Aufgabe:
4. Gegeben sei die lineare Abbildung \( f: \mathbb{R}^{4} \rightarrow \mathbb{R}^{3} \) mit
$$ \left(\begin{array}{l} {1} \\ {1} \\ {0} \\ {0} \end{array}\right) \stackrel{f}{\rightarrow}\left(\begin{array}{l} {1} \\ {1} \\ {1} \end{array}\right) , \left(\begin{array}{l} {2} \\ {2} \\ {2} \\ {2} \end{array}\right) \stackrel{f}{\rightarrow}\left(\begin{array}{l} {3} \\ {3} \\ {3} \end{array}\right),\left(\begin{array}{c} {3} \\ {1} \\ {-3} \\ {0} \end{array}\right) \stackrel{f}{\rightarrow}\left(\begin{array}{l} {0} \\ {4} \\ {4} \end{array}\right),\left(\begin{array}{c} {0} \\ {-3} \\ {1} \\ {3} \end{array}\right) \stackrel{f}{\rightarrow}\left(\begin{array}{l} {2} \\ {0} \\ {2} \end{array}\right) $$
Bestimmen Sie die darstellende Matrix von \( f \) bezüglich der Basen \( \mathcal{A}=\left\{\left(\begin{array}{l}{1} \\ {0} \\ {0} \\ {0}\end{array}\right),\left(\begin{array}{l}{1} \\ {1} \\ {0} \\ {0}\end{array}\right),\left(\begin{array}{l}{1} \\ {1} \\ {1} \\ {0}\end{array}\right),\left(\begin{array}{l}{1} \\ {1} \\ {1} \\ {1}\end{array}\right)\right\} \) von \( \mathbb{R}^{4} \) und \( \mathcal{B}=\left\{\left(\begin{array}{l}{1} \\ {1} \\ {1}\end{array}\right),\left(\begin{array}{l}{0} \\ {1} \\ {1}\end{array}\right), \left(\begin{array}{l}{0} \\ {0} \\ {1}\end{array}\right)\right\} \operatorname{von} \mathbb{R}^{3} \)
Problem:
Wie kommen die auf die Darstellende Matrix...ab "Einsetzen ergibt..."?
Lösung
\( \left(\begin{array}{cccc|c}{1} & {2} & {3} & {0} & {b_{1}} \\ {1} & {2} & {1} & {-3} & {b_{2}} \\ {0} & {2} & {-3} & {1} & {b_{3}} \\ {0} & {2} & {0} & {3} & {b_{4}}\end{array}\right) \quad \underset{\mathbf{IV}-\mathbf{III}}{\mathbf{II}-\mathbf{I}} \)

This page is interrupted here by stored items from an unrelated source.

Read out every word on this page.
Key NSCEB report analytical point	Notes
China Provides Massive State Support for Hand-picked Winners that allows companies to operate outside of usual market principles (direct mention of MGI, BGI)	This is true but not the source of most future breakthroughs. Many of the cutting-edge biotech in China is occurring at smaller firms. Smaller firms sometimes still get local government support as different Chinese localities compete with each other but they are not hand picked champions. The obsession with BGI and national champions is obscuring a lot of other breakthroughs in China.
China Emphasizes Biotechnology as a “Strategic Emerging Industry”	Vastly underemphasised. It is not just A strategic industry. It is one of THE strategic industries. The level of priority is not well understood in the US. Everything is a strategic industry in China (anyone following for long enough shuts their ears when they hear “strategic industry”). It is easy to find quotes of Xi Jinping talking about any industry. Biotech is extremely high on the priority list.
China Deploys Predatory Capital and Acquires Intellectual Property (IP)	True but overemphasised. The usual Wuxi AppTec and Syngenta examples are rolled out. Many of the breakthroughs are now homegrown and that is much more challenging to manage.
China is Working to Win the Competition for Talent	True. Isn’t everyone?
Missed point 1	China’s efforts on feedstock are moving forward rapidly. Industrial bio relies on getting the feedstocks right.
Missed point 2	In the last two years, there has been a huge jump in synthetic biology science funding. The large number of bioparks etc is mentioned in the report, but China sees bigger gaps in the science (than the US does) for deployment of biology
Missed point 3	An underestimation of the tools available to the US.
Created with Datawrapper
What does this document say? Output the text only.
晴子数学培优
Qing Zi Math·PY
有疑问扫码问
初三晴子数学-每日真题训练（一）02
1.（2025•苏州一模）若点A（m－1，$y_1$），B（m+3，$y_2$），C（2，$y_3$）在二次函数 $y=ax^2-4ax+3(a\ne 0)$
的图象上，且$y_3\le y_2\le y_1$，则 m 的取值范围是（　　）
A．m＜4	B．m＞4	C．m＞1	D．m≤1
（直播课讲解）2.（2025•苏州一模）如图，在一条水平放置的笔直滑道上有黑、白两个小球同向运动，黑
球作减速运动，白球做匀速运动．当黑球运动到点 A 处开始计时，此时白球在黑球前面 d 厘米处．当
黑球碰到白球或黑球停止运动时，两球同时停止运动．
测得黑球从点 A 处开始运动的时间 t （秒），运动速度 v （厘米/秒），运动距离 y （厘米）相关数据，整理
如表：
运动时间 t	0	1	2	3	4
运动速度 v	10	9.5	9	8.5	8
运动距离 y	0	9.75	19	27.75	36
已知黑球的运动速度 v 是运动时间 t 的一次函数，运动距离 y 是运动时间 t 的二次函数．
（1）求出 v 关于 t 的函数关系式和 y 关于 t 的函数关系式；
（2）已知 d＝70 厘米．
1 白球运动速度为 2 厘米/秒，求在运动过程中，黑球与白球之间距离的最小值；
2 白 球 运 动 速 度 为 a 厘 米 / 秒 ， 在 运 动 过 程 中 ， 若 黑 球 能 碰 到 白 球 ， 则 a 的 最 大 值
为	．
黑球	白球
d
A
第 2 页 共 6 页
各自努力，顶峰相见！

\( \left(\begin{array}{cccc|c}{1} & {2} & {3} & {0} & {b_{1}} \\ {0} & {0} & {-2} & {-3} & {b_{2}-b_{1}} \\ {0} & {2} & {-3} & {1} & {b_{3}} \\ {0} & {0} & {3} & {2} & {b_{4}-b_{3}}\end{array}\right) \quad \underset{2 \cdot IV}{\text{II++III}}\)
\( \left(\begin{array}{cccc|c}{1} & {2} & {3} & {0} & {b_{1}} \\ {0} & {2} & {-3} & {1} & {b_{3}} \\ {0} & {0} & {-2} & {-3} & {b_{2}-b_{1}} \\ {0} & {0} & {0} & {-5} & {2 b_{4}-2 b_{3}+3 b_{2}-3 b_{1}}\end{array}\right) \)
Für \( b=\left(\begin{array}{l}{1} \\ {0} \\ {0} \\ {0}\end{array}\right) \) ergibt sich \( \lambda_{4}=\frac{3}{5}, \lambda_{3}=-\frac{2}{5} \lambda_{2}=-\frac{9}{10} \) und \( \lambda_{1}=4 . \) Für \( b=\left(\begin{array}{l}{1} \\ {1} \\ {1} \\ {0}\end{array}\right) \)
ergibt sich \( \lambda_{4}=\frac{2}{5}, \lambda_{3}=-\frac{1}{5} \lambda_{2}=-\frac{1}{5} \) und \( \lambda_{1}=4 \)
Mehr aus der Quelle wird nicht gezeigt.